É tremendamente triste e cruel que uma mulher que dedicou uma parte significativa da sua vida a lutar contra o apagamento da memória tenha também de viver os últimos anos da sua vida com a doença de Alzheimer.
Esse é o caso verídico de Eunice Paiva, uma mulher brasileira que começou por ser apenas a esposa de Rubens Paiva, opositor assassinado pela ditadura militar, mas que se tornou num símbolo de resistência e numa defensora de causas sociais e cívicas, como a autonomia dos povos indígenas.

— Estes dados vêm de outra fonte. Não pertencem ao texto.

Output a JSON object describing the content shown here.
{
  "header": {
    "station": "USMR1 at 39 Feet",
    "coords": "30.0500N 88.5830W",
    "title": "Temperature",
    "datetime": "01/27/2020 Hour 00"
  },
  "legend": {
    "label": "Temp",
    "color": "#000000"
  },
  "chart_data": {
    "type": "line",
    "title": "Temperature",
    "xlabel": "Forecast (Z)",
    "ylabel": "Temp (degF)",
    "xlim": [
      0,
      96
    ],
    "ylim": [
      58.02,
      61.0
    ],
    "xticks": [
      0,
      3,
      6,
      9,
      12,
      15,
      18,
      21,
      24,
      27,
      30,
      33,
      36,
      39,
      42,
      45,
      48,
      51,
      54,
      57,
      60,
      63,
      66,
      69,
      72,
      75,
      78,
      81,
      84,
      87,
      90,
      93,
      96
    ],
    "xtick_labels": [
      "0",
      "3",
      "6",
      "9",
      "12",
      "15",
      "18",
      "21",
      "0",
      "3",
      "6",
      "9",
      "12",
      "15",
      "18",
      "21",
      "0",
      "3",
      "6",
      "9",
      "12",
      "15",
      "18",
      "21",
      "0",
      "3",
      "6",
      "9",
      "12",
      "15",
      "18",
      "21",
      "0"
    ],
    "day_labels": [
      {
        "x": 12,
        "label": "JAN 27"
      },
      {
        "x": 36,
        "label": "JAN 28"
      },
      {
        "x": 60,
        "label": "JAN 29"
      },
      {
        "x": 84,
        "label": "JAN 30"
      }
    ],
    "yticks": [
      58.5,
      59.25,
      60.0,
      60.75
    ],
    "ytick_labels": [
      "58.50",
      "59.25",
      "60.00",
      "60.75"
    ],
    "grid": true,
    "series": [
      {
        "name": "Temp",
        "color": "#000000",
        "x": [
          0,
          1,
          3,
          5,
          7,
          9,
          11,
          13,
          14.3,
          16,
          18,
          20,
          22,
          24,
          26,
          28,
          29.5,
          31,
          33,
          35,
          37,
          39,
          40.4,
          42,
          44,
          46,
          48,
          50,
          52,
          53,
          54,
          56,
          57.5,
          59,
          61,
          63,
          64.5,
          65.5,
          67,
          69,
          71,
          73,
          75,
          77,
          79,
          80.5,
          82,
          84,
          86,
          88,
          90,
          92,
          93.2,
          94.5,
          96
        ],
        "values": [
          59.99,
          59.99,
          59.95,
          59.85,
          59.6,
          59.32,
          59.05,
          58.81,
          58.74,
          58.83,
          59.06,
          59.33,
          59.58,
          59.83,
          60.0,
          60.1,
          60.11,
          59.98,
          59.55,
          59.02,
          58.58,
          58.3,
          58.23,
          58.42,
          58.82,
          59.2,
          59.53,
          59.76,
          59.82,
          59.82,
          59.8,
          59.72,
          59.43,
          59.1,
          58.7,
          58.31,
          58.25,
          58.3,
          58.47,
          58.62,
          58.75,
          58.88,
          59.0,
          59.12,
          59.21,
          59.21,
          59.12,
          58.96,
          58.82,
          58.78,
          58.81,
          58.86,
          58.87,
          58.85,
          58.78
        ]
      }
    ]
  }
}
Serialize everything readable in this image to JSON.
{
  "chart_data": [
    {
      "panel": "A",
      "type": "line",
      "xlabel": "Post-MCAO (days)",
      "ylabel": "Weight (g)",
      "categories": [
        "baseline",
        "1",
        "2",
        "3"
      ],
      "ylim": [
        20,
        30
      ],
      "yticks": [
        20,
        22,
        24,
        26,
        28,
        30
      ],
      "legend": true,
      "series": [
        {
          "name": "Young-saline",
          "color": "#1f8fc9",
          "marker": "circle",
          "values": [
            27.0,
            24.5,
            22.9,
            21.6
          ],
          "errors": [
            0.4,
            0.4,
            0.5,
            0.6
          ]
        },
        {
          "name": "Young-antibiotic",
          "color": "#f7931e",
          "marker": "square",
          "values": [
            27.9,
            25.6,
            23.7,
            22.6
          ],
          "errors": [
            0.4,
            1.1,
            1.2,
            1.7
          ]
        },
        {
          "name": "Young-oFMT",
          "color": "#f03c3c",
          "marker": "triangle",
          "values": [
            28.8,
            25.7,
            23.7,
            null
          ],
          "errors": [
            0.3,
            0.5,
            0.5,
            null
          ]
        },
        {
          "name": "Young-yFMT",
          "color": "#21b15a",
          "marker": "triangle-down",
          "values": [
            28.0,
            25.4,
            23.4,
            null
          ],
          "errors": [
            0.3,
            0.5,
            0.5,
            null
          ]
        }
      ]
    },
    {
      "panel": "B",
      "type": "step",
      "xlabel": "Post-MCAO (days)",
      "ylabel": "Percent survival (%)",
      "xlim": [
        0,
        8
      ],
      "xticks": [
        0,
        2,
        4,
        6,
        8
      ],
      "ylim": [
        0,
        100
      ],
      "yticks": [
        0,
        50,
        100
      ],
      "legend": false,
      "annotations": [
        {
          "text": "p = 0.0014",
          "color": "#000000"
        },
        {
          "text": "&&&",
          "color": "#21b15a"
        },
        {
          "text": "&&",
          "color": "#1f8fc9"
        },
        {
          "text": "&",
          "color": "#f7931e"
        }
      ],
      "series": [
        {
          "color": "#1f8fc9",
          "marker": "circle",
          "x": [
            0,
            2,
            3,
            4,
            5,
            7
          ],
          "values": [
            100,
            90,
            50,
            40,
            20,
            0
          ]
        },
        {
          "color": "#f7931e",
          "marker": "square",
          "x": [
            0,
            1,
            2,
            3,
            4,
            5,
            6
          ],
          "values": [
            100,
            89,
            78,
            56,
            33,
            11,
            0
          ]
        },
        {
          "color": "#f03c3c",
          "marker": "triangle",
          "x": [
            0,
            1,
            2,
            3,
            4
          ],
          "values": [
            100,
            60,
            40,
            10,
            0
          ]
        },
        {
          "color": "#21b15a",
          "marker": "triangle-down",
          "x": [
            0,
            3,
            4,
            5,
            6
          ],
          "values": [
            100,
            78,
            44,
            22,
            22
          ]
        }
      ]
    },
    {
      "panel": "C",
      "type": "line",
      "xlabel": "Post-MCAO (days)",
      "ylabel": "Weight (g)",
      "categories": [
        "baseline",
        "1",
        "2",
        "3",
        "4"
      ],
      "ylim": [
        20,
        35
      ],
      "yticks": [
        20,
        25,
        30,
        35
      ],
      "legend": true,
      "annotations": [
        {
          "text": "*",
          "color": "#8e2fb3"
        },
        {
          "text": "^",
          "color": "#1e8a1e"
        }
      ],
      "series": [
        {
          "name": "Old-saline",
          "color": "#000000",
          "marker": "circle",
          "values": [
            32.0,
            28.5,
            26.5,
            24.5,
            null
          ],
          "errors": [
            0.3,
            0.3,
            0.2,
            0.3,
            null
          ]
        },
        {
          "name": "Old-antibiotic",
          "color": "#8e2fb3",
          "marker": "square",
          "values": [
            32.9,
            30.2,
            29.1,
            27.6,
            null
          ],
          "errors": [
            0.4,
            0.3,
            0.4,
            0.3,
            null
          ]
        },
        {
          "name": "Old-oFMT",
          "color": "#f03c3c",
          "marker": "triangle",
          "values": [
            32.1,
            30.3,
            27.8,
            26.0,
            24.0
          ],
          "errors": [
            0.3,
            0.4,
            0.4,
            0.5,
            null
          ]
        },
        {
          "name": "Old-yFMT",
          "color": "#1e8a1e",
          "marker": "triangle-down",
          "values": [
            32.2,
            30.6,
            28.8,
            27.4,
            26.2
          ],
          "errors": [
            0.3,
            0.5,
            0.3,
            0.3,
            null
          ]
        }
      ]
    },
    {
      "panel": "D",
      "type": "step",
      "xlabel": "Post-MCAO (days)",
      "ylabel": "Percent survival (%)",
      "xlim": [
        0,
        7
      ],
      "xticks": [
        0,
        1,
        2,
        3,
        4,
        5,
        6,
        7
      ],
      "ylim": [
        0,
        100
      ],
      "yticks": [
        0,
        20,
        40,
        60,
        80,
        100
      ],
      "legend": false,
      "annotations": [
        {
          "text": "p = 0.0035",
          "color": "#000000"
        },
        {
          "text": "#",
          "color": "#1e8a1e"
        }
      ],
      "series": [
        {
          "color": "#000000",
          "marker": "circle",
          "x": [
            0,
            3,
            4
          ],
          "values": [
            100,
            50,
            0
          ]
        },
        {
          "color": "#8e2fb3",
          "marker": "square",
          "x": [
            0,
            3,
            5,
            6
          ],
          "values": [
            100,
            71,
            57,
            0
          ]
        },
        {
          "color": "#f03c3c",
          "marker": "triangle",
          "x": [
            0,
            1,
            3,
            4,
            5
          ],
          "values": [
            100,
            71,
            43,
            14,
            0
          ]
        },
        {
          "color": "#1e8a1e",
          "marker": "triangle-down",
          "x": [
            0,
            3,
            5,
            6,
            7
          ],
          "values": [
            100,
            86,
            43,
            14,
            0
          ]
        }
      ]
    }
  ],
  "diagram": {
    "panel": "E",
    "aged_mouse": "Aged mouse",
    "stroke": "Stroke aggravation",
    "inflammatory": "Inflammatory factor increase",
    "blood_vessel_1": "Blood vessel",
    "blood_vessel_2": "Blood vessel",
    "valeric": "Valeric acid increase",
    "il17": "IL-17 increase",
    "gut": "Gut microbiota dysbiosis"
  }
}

Novamente a partir do olhar feminino, como acontecera em Central do Brasil (1998), Walter Salles volta a realizar um filme, Ainda Estou Aqui, com um sentido narrativo e dramático muito inquieto, intenso e eficaz, com um excelente trabalho na mise-en-scène e na direção de elenco (a interpretação de Fernanda Torres é consensualmente reconhecida pela crítica internacional), contribuindo decisivamente para garantir a cumplicidade da plateia para com aquela história e personagens.
Há ainda uma evidente pertinência política em recuperar uma história que remonta a 1970, e que adapta o livro homónimo publicado em 2015, escrito pelo filho de Eunice Paiva.
No atual contexto internacional, desde o Brasil a Portugal, passando por diversas outras paragens, em que um passado sinistro está a ser reabilitado de forma preocupante, esta história mostra-nos, de forma simultaneamente emocional e racional, que uma sociedade que prefere ignorar, ou optar por não conhecer criticamente, o seu passado não pode ter um futuro promissor.